Omar Marwan / Photo : Laurent Koffel
Votre rôle a peu de texte : cela a constitué une difficulté supplémentaire dans le jeu ?

Mon personnage n’a pas besoin de parler. Il transmet un message de réconciliation à ses enfants qui se déchirent : il lui faut être là, sourire, leur donner l’espoir. Mes propres souvenirs me suffisaient pour être dans une sincérité naturelle, même si je ne viens pas d’une famille qui s’entre-déchirait.

Quelle a été votre relation aux acteurs qui forment autour de vous la famille du film ?

Nous étions dans des rapports très vrais. Comme nous improvisions, nous nous surprenions les uns les autres, dans un étonnement mutuel permanent. C’est cela qui a aidé à créer quelque chose de vrai. Chaque comédien entraîne l’autre par son écoute. 

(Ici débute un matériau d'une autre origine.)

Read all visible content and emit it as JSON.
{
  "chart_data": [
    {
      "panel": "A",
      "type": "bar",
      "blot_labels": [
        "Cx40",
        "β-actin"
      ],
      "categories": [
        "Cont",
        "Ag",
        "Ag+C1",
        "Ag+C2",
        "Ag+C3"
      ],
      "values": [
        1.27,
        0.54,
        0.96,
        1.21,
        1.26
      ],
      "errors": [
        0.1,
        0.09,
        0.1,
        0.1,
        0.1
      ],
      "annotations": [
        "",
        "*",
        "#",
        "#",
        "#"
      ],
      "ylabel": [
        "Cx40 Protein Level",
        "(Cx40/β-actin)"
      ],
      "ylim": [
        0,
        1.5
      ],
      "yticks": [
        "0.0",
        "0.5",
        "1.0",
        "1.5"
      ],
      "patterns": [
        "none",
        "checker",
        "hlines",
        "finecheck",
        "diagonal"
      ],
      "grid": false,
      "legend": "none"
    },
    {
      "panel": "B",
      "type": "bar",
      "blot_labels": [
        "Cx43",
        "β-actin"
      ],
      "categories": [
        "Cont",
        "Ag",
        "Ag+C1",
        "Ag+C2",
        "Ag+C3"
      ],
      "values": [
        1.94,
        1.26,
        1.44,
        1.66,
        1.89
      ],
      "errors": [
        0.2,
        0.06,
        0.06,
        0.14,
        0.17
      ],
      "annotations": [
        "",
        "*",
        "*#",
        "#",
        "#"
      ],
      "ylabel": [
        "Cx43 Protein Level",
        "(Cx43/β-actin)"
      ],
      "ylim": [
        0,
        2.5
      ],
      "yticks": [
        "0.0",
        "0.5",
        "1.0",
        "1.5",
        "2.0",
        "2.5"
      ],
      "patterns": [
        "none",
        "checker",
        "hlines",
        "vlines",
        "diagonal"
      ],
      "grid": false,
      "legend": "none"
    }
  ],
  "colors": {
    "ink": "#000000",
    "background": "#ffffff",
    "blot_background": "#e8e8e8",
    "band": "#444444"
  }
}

Le grand-père que vous incarnez dans ADN est le pilier de la famille. Est-ce que les grands-parents étaient aussi un socle, au sein de votre propre famille ?

J’étais vraiment très petit, j’avais peut-être trois ans quand ils sont morts. Je n’ai pas de souvenirs avec eux. Mais j’aurais bien voulu les connaître et cela m’a manqué.

En leur absence, comment se construisait votre récit familial ?

La transmission se faisait par ma mère : elle me racontait ce qu’elle avait fait avec ses parents, ses grands-parents. Son récit m’apparaissait comme un conte. Avec mon père, c’était différent. Lui était dans l’action, pas dans les histoires. Ma mère m’a emmené à une éducation artistique, les arts plastiques, le théâtre, alors que mon père était dans le travail. Très petit, il a perdu ses parents et cela l’a rendu fort et dur. Il nous disait : « Attention, la vie est courte. »

ADN interroge la question des origines dans l’identité, pesant sur le présent et le devenir. Êtes-vous attaché à cette question ?

On a besoin de se raccrocher à son identité quand on se sent seul, perdu, paumé. D’où je viens ? Où je vais ? Les origines permettent de ne pas être seul, de savoir qu’il y a quelqu’un autour de soi. Les amis ont tendance à disparaître dans les grands moments de douleur et il n’y a que la famille qui peut vous prendre en charge.